At the border it took so long to get our visas and passports stamped that our lift drove off leaving our bags outside, fortunately for us an old Armenian guy, who absolutely reeked of spirits, offered to help us and waited around while our paperwork was completed. When we realised that there was a good chance he was still very drunk we tried to politely decline his generous offer of a lift, when he realised why we were trying to say no he assured us that his brother was driving, not him, so we jumped in his red minivan next to his daughter and her daughter and began the spine jarring, bottom numbing long drive to Yerevan.
From Yerevan, Armenia |
We had planned to stop in Gyumri for the night but when he told us about celebrations for Yerevan's 2792nd birthday we decided to go with them to the capital. He invited us to stay with his family, and after collecting his son from the airport we drove to the edge of town to his house where we were fed an excellent dinner with stuff cabbage leaves, peppers and tomatoes and fried aubergine. They then took us out to the centre of town, about 5km away, just in time to catch the end of the party. We stayed in Republic Square for a short while watching the party people leave and then got a taxi back home where we slept in very comfortable beds.
From Yerevan, Armenia |
The next day, after a good filling breakfast and plenty of chocolates (they gave us a bowls of chocolates when we went to bed) Sauren the old guy who wanted to help us, took us out with Juliette, his young teenage granddaughter, and her friend, to the site of the old town where Yerevan grew from.
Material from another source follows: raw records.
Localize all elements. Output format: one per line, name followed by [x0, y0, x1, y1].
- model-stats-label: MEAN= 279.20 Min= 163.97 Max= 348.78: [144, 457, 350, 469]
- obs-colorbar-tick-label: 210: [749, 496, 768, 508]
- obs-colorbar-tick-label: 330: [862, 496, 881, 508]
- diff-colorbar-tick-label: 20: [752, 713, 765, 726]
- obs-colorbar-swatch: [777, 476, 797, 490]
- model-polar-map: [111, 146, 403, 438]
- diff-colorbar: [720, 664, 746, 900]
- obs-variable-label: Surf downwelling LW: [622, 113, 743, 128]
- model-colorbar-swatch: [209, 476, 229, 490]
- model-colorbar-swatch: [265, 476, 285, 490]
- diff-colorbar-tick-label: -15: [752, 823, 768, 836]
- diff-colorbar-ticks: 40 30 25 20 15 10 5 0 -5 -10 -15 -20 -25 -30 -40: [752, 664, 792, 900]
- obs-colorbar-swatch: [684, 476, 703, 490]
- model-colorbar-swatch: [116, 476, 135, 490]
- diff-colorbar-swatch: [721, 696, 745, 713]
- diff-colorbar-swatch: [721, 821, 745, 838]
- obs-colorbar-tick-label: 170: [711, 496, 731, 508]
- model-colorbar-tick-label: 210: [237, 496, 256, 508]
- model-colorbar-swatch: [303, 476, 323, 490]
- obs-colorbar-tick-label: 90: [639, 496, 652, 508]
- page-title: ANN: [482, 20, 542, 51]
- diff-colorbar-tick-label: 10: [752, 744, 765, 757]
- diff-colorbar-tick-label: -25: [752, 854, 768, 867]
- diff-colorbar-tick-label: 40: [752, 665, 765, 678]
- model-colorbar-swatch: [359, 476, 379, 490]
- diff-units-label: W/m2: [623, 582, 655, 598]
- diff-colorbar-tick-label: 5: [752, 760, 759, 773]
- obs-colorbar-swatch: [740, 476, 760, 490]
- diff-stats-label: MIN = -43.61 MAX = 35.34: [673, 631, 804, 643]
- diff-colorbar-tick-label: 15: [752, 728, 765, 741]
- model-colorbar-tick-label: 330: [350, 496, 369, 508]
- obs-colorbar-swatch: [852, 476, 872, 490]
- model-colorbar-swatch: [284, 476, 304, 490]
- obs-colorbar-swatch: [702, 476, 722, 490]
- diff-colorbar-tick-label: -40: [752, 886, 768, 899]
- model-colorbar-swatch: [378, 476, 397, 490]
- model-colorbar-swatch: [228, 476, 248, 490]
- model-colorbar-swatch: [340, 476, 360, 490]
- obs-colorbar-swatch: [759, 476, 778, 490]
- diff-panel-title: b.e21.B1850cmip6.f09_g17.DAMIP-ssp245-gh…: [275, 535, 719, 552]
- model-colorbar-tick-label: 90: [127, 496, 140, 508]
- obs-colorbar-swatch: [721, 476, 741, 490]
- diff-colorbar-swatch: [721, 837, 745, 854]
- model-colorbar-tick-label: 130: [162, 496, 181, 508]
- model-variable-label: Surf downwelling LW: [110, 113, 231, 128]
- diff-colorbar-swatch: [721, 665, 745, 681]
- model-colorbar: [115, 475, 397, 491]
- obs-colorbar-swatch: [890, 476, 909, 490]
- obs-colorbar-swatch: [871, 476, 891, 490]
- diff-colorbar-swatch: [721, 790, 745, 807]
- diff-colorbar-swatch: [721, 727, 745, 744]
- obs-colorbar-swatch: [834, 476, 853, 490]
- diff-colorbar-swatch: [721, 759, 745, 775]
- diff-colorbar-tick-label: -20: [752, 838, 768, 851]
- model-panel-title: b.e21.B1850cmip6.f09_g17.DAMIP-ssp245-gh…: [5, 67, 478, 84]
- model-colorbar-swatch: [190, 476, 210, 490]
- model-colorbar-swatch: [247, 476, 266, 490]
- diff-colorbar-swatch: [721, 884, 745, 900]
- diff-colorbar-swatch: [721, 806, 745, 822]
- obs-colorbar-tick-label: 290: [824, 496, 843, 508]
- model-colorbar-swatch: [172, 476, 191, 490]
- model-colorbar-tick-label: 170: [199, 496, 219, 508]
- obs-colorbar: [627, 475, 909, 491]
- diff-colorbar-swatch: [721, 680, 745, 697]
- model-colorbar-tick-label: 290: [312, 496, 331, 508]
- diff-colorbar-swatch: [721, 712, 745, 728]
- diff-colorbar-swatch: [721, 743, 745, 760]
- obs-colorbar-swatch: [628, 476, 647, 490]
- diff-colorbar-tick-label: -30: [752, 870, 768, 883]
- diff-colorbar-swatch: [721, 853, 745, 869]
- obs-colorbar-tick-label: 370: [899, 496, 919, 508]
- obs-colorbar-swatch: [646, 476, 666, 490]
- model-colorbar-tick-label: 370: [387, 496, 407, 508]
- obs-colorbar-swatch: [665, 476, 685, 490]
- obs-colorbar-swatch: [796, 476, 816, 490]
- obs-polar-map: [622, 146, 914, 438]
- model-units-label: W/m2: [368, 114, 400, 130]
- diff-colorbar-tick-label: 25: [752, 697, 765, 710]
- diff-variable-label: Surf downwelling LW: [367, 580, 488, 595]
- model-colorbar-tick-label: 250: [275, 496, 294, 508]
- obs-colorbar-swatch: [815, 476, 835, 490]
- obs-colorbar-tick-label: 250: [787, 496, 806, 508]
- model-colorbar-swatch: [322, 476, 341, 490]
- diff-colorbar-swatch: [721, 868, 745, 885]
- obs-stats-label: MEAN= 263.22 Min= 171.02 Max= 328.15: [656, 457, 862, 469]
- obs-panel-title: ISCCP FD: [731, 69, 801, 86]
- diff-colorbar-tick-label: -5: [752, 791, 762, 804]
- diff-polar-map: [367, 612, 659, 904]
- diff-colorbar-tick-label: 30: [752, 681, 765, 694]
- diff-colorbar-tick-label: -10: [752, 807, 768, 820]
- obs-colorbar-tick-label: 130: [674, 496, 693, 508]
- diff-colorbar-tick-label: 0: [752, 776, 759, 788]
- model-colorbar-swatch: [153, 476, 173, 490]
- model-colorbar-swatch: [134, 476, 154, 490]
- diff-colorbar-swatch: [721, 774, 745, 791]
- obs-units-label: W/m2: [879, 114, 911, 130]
From the top of the ruins we could see his house and the whole of the city, it was gorgeous. There was also a class outing and lots of the kids were jumping about on the ruins as well, it was a lovely start to the day. We got a taxi into town to meet Mohammad, an Iranian student who hosted us for the next two nights. We kicked back at his place with an Australian/Ukrainian guy, Vardik and his Czech friend, I managed to get through to my wife, Gabby and we spoke on the phone until the reception got so bad we said goodbye. Mohammad cooked a delicious Iranian dish with tomatoes, aubergine, onions and garlic which we ate with the paper thin bread common here, yoghurt and a thin sauce that tasted a lot like clue cheese. It was gorgeous.
From Yerevan, Armenia |
The next day we headed out into town and followed the beginning of the recommended walking tour, passing through Lovers Park, very pretty, lots of embassies to the Cascades. The Cascades are a beautiful set of steps with lots of fountains, small monuments and mini gardens leading up to Yerevan's 50th anniversary of Soviet Armenia, which after the surrounding gardens and flowers is quite ugly. The view from the top is stunning and the view of Mt Ararat in Turkey floating above a ring of clouds was beautiful.
From Yerevan, Armenia |
We walked from there to the Opera house where loads of café's and restaurants are centred around and met Navid, also Iranian and his Italian chatterbox girlfriend, Claudia. Both of them were lovely and they took us round parts of the city, to an old market where they gave us lots of dried fruit thing to taste, it was amazing. We bought a platter of nut stuffed red and yellow cherries for my Mum after tasting most of what the guy had on his stall; Armenian snickers, walnut stuffed dried aubergines and courgettes, soft pickled walnut shells (delicious), strips from sheets of dried fruits some of it so tangy that my face screwed up before I could swallow and loads of other delicious things I can't remember, even Djalma who isn't a big fan of dried fruits loved it.
From Yerevan, Armenia |
We walked through town to Kavkas, a Caucasian restaurant, where we had a late lunch/early dinner, talking but mainly listening to Claudia. She was so funny, very animated and described 90% of things as being fucked up. We walked back though town and said goodbye at the Metro, collecting the keys to Muhammad's flat along the way. After a film we went to sleep, interrupted only by another couch-surfer's snoring.
The next morning after not much sleep, we said goodbye, stopped at a café for litres of tea and a surprisingly good canteen lunch and then headed to Lake Sevan in a cramped mashrutka.